Hi,

Ian Lance Taylor schrieb am Mittwoch, 19. Juni 2024 um 19:19:09 UTC+2:

On Wed, Jun 19, 2024 at 9:59 AM Oliver Eikemeier <eike...@fillmore-labs.com> 
wrote: 
> The specification says: “Pointers to distinct zero-size variables may or 
may not be equal.” 

The specs says, as you say above, "Pointers to distinct zero-size 
variables may or may not be equal.” That means that you can't predict 
the result of any given comparison of addresses of zero-sized 
variables.


I'm not sure I read it that way. I would interpret it as *“taking pointer 
to distinct zero-size variables may or may not result in equal pointers”*.

But not being able to have a *repeatable* result of a pointer comparison 
seems strange to me. The specification says “you'll get *some* pointers”. 
Fine.

Then I have two pointers. Where in the spec is “the result of comparison of 
pointers may change over time”?
 
For example (Go Playground <https://go.dev/play/p/acknRHBvi0P>):

func f3() {
var (
a  struct{}
b  int
aa = unsafe.Pointer(&a)
ba = unsafe.Pointer(&b)
eq = aa == ba
)

println("&a:", aa)
println("&b:", ba)
println("&a == &b:", eq)
}

gives

&a: 0xc000046738
&b: 0xc000046738
&a == &b: false 

and &b is not even a pointer to a zero-sized variable.

Could be true, could be false, could change each time you 
do the comparison.

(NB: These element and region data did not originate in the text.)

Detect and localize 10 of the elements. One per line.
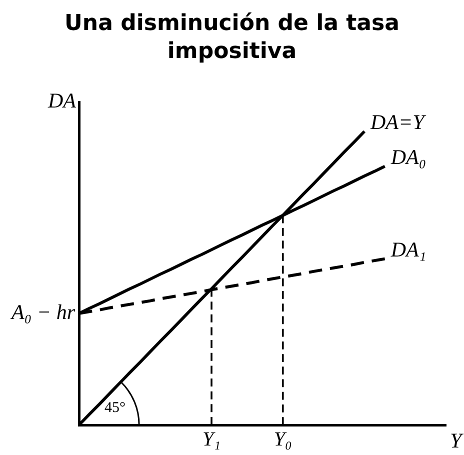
x-axis-title: Y [450,428,464,453]
series-label: DA=Y [369,110,427,134]
text: A₀ − hr [10,300,76,324]
x-tick-label: Y₁ [202,428,221,450]
series-label: DA₀ [390,144,426,169]
series-label: DA₁ [390,237,426,262]
x-tick-label: Y₀ [274,428,292,450]
chart-title: Una disminución de la tasa impositiva [64,10,400,66]
y-axis-title: DA [47,88,76,113]
annotation: 45° [104,400,126,416]
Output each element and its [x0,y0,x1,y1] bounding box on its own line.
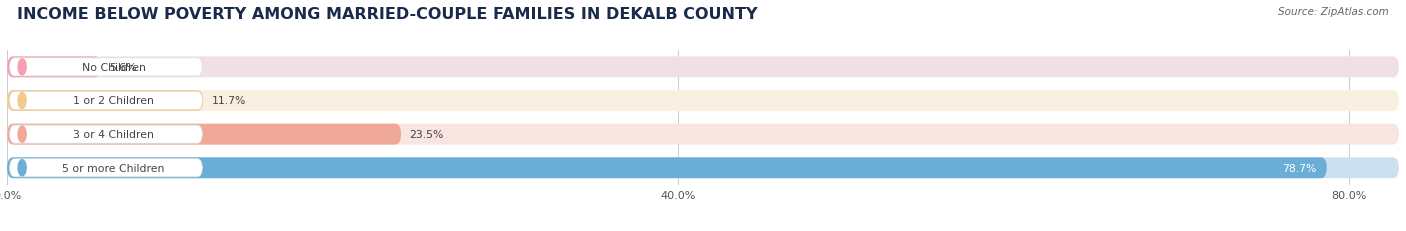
FancyBboxPatch shape [7,124,401,145]
Circle shape [18,60,27,76]
FancyBboxPatch shape [10,125,202,144]
Text: 3 or 4 Children: 3 or 4 Children [73,130,155,140]
FancyBboxPatch shape [7,158,1327,178]
FancyBboxPatch shape [7,91,204,111]
Text: Source: ZipAtlas.com: Source: ZipAtlas.com [1278,7,1389,17]
Text: No Children: No Children [82,63,145,73]
Circle shape [18,93,27,109]
FancyBboxPatch shape [7,124,1399,145]
FancyBboxPatch shape [10,159,202,177]
FancyBboxPatch shape [10,92,202,110]
Text: 1 or 2 Children: 1 or 2 Children [73,96,155,106]
FancyBboxPatch shape [7,91,1399,111]
FancyBboxPatch shape [7,158,1399,178]
FancyBboxPatch shape [7,57,1399,78]
Text: 11.7%: 11.7% [212,96,246,106]
Text: 5 or more Children: 5 or more Children [62,163,165,173]
FancyBboxPatch shape [7,57,101,78]
Circle shape [18,127,27,143]
Text: INCOME BELOW POVERTY AMONG MARRIED-COUPLE FAMILIES IN DEKALB COUNTY: INCOME BELOW POVERTY AMONG MARRIED-COUPL… [17,7,758,22]
Text: 5.6%: 5.6% [110,63,136,73]
Text: 23.5%: 23.5% [409,130,444,140]
FancyBboxPatch shape [10,58,202,77]
Circle shape [18,160,27,176]
Text: 78.7%: 78.7% [1282,163,1317,173]
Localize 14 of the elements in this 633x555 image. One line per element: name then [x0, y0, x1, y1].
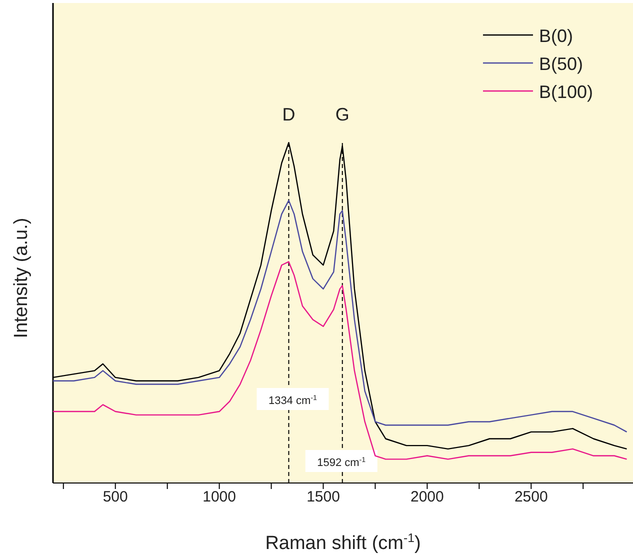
x-tick-label: 2500: [514, 488, 548, 506]
x-tick-label: 500: [102, 488, 128, 506]
ref-line-label: 1592 cm$^{-1}$: [317, 456, 366, 469]
y-axis-title: Intensity (a.u.): [11, 218, 33, 338]
legend-label: B(100): [539, 82, 594, 102]
legend-label: B(50): [539, 54, 584, 74]
x-axis-title: Raman shift (cm$^{-1}$): [265, 531, 421, 554]
ref-line-label: 1334 cm$^{-1}$: [268, 394, 318, 407]
x-tick-label: 1000: [202, 488, 236, 506]
text: G: [335, 104, 350, 125]
legend-label: B(0): [539, 26, 574, 46]
text: D: [282, 104, 296, 125]
x-tick-label: 2000: [410, 488, 444, 506]
x-tick-label: 1500: [306, 488, 340, 506]
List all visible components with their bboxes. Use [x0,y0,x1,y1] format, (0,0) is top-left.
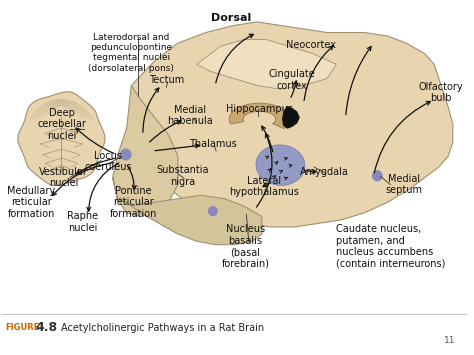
Polygon shape [229,103,290,129]
Text: Substantia
nigra: Substantia nigra [156,165,209,186]
Ellipse shape [209,207,217,215]
Text: Medullary
reticular
formation: Medullary reticular formation [7,186,55,219]
Text: Dorsal: Dorsal [211,13,252,23]
Ellipse shape [120,149,131,160]
Text: Vestibular
nuclei: Vestibular nuclei [39,167,88,188]
Text: Olfactory
bulb: Olfactory bulb [419,82,464,103]
Text: Cingulate
cortex: Cingulate cortex [269,70,316,91]
Text: Nucleus
basalis
(basal
forebrain): Nucleus basalis (basal forebrain) [221,224,270,269]
Text: Amygdala: Amygdala [300,167,349,177]
Text: Raphe
nuclei: Raphe nuclei [67,211,98,233]
Ellipse shape [373,171,382,181]
Text: Neocortex: Neocortex [286,40,336,50]
Text: Laterodorsal and
pedunculopontine
tegmental nuclei
(dorsolateral pons): Laterodorsal and pedunculopontine tegmen… [88,33,174,73]
Polygon shape [197,40,337,89]
Text: Medial
habenula: Medial habenula [167,105,212,126]
Text: Deep
cerebellar
nuclei: Deep cerebellar nuclei [37,108,86,141]
Polygon shape [131,22,453,227]
Polygon shape [113,178,262,245]
Text: Acetylcholinergic Pathways in a Rat Brain: Acetylcholinergic Pathways in a Rat Brai… [61,323,264,333]
Text: 11: 11 [444,337,455,345]
Text: Medial
septum: Medial septum [385,174,422,195]
Polygon shape [113,86,178,217]
Text: Lateral
hypothalamus: Lateral hypothalamus [229,175,299,197]
Ellipse shape [256,145,305,185]
Text: FIGURE: FIGURE [6,323,40,332]
Text: Caudate nucleus,
putamen, and
nucleus accumbens
(contain interneurons): Caudate nucleus, putamen, and nucleus ac… [337,224,446,269]
Text: Thalamus: Thalamus [189,139,237,149]
Text: Pontine
reticular
formation: Pontine reticular formation [110,186,157,219]
Text: 4.8: 4.8 [36,321,58,334]
Polygon shape [18,92,105,185]
Text: Tectum: Tectum [149,75,184,85]
Polygon shape [283,107,299,128]
Text: Locus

So this behavior is permitted by the spec. 


I'm not sure about the “undefined behavior *over time*”. I get that the 
compiler lays out the memory however it sees fit, but then I should have 
unchanging values in my variables.
 

> The interesting part here is that I can create two pointers (which may or 
may not be equal per specification), but depending on how I compare them I 
get different results. 

Yes, as the spec permits. 


 I assume this has little relevance in practice, but it is surprising.